Die Klage hat keinen Erfolg.
1. Das Bundesverwaltungsgericht ist nach § 50 Abs. 1 VwGO in erster und letzter Instanz zuständig. Der Rechtsstreit betrifft eine öffentlich-rechtliche Streitigkeit. Dies ist der Natur des Rechtsverhältnisses zu entnehmen, aus dem der Klageanspruch hergeleitet wird (vgl. Gemeinsamer Senat der Obersten Gerichtshöfe des Bundes, Beschluß vom 10. April 1986 – GemS OBG 1/85 – BVerwGE 74, 368 ≪370≫). Der Kläger stützt den geltend gemachten Anspruch auf eine öffentlich-rechtliche Grundlage, indem er sich auf Art. 120 GG und die fortgeltende Staatspraxis für Kampfmittelräumung beruft (vgl. die bisherigen Urteile des Senats zur Kampfmittelräumung, z.B. Urteil vom 26. Januar 1995 – BVerwG 3 A 1.93 – Buchholz 316 § 59 VwVfG Nr. 12). Zutreffend geht die Klage auch davon aus, daß das Streitverfahren durch die Eigenart der föderalen Beziehungen zwischen Bund und Land geprägt ist (vgl. Urteile vom 28. Mai 1980 – BVerwG 7 A 2.79 – BVerwGE 60, 162 ≪173≫ und vom 30. November 1990 – BVerwG 7 A 1.90 – BVerwGE 87, 160 ≪171≫) und sich das Verfahren somit von den üblichen vor den Verwaltungsgerichten zu verhandelnden Verwaltungsstreitigkeiten abhebt. Schließlich handelt es sich vorliegend trotz der Berufung des Klägers auf die im Grundgesetz enthaltenen finanzwirtschaftlichen Grundsätze des Bund-Länder-Verhältnisses (Art. 104 a GG) und die Regelung der Kriegsfolgelasten (Art. 120 GG) um eine öffentlich-rechtliche Streitigkeit nicht verfassungsrechtlicher Art. Streitgegenstand ist der Erstattungsanspruch, der dem Kläger aus seinem Verwaltungshandeln (Pilotprojekt) entstehen könnte; dieser ist dem Verwaltungsrecht zuzurechnen (vgl. Urteil vom 18. April 1986 – BVerwG 8 A 1.83 – Buchholz 454.4 § 19 II. Wohnungsbaugesetz Nr. 1).
2. Die Klage ist jedoch nicht begründet; denn für das Erstattungsbegehren des Klägers gibt es keine Rechtsgrundlage.

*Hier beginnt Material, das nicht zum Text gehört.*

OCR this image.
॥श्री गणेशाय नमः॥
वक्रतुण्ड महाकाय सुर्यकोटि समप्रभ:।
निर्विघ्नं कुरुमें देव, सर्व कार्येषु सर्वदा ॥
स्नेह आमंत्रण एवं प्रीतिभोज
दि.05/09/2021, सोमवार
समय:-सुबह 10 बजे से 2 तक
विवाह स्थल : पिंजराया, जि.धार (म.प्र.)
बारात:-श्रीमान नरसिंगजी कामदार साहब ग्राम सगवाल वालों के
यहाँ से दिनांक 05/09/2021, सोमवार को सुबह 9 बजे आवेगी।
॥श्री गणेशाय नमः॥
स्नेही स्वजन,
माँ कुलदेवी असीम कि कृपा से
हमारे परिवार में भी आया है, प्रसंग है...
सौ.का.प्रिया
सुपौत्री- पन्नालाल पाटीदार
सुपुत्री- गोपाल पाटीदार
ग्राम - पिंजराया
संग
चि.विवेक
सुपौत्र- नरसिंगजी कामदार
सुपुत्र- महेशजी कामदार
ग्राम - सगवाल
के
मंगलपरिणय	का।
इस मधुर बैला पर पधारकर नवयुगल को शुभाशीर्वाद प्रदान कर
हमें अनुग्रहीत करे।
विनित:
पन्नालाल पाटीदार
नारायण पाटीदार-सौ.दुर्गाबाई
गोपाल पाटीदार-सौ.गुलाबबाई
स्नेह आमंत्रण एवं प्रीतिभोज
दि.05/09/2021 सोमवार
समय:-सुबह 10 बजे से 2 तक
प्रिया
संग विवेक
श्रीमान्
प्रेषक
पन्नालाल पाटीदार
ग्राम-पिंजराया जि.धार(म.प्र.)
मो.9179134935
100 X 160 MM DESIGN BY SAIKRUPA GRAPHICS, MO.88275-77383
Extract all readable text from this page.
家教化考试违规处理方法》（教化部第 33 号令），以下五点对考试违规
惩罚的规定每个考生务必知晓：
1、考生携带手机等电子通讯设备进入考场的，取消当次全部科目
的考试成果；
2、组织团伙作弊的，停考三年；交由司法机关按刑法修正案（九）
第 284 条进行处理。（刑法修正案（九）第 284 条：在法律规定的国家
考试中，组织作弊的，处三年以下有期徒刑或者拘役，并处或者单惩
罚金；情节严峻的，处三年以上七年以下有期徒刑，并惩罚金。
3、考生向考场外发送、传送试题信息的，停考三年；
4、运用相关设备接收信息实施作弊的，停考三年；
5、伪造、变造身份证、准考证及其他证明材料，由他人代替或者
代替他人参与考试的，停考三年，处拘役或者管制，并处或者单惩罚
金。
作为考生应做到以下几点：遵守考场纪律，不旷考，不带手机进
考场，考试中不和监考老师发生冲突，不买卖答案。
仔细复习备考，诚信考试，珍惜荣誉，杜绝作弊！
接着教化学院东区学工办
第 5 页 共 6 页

a) Entgegen der Auffassung des Klägers kann der geltend gemachte Anspruch nicht auf Art. 120 Abs. 1 Satz 1 GG gestützt werden. Nach dieser Bestimmung trägt der Bund u.a. die sonstigen inneren und äußeren Kriegsfolgelasten nach näherer Bestimmung von Bundesgesetzen. Soweit – wie hier – keine einschlägigen Bundesgesetze ergangen sind, bestimmt Art. 120 Abs. 1 Satz 3 GG, daß der Bund zur Übernahme von Aufwendungen für Kriegsfolgelasten nicht verpflichtet ist, wenn entsprechende Aufwendungen vor dem 1. Oktober 1965 von den Ländern oder sonstigen Aufgabenträgern erbracht worden sind. Ob sich aus diesem Ausschluß der Rückschluß rechtfertigt, Art. 120 GG räume den Ländern in gewissem Umfang die Möglichkeit ein, dem Bund Kosten für Kriegsfolgenbeseitigung in Rechnung zu stellen, die nicht unter den Ausschluß fallen, hat der Senat in seinen bisherigen beiden Entscheidungen zu Kriegsfolgelasten nicht erörtert (vgl. BVerwG, Urteil vom 26. Januar 1995 – BVerwG 3 A 1.93 – a.a.O. und Urteil vom 20. Februar 1997 – BVerwG 3 A 2.95 – Buchholz 11 Art. 120 Nr. 5); in beiden Fällen stellte sich diese Frage nicht, weil die Parteien zuvor Grundsatzvereinbarungen über die Kostenerstattung getroffen hatten und die Verteilungsregel des Art. 120 Abs. 1 Satz 1 GG nur für die Ermittlung des Umfangs der Erstattungsansprüche heranzuziehen war.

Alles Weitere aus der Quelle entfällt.